After I ran the benchmarks, it occurred to me that for the modes other than original, due to the input ranges selected, you could use a smaller integer type (such as uint32_t) which would likely improve the sort and hash by quite a bit. However, the performance of Judy arrays don't depend on the input values being small. To demonstrate this, I've added a large (10 billion) offset to each input value in the rev_sequential mode and, as you can see, this doesn't change the results of the test. Although not demonstrated in this benchmark, I believe Judy arrays will also perform well if you have multiple dense clusters scattered around the input range.

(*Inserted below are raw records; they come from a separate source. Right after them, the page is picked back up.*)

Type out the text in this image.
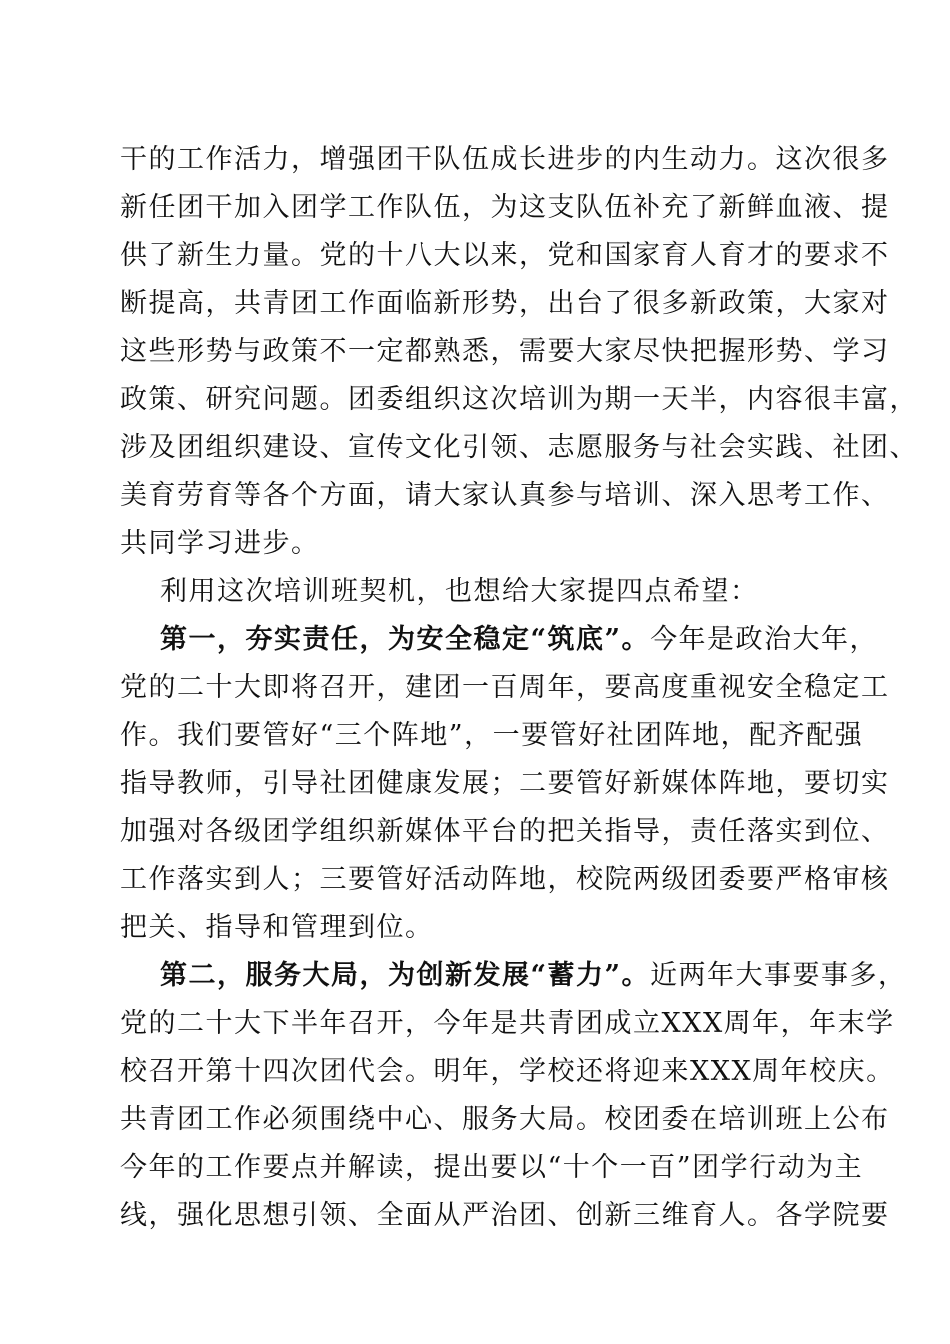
干的工作活力，增强团干队伍成长进步的内生动力。这次很多
新任团干加入团学工作队伍，为这支队伍补充了新鲜血液、提
供了新生力量。党的十八大以来，党和国家育人育才的要求不
断提高，共青团工作面临新形势，出台了很多新政策，大家对
这些形势与政策不一定都熟悉，需要大家尽快把握形势、学习
政策、研究问题。团委组织这次培训为期一天半，内容很丰富，
涉及团组织建设、宣传文化引领、志愿服务与社会实践、社团、
美育劳育等各个方面，请大家认真参与培训、深入思考工作、
共同学习进步。
利用这次培训班契机，也想给大家提四点希望：
第一，夯实责任，为安全稳定“筑底”。今年是政治大年，
党的二十大即将召开，建团一百周年，要高度重视安全稳定工
作。我们要管好“三个阵地”，一要管好社团阵地，配齐配强
指导教师，引导社团健康发展；二要管好新媒体阵地，要切实
加强对各级团学组织新媒体平台的把关指导，责任落实到位、
工作落实到人；三要管好活动阵地，校院两级团委要严格审核
把关、指导和管理到位。
第二，服务大局，为创新发展“蓄力”。近两年大事要事多，
党的二十大下半年召开，今年是共青团成立XXX周年，年末学
校召开第十四次团代会。明年，学校还将迎来XXX周年校庆。
共青团工作必须围绕中心、服务大局。校团委在培训班上公布
今年的工作要点并解读，提出要以“十个一百”团学行动为主
线，强化思想引领、全面从严治团、创新三维育人。各学院要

So to sum up, Judy arrays seem to be a good choice for the following scenarios:
- Dense data-sets, when you don't know where the data will cluster in advance.
- You don't want to performance-tune your application, either because it's difficult or because the input distribution is not known in advance.
- You have a lot of repeated numbers and don't want to keep all of them in memory as you are collecting them. In this case, since the sort method is excluded, according to this benchmark Judy arrays are preferable to the obvious hash implementation (although it's very likely a tuned hash implementation could do better for particular input distributions).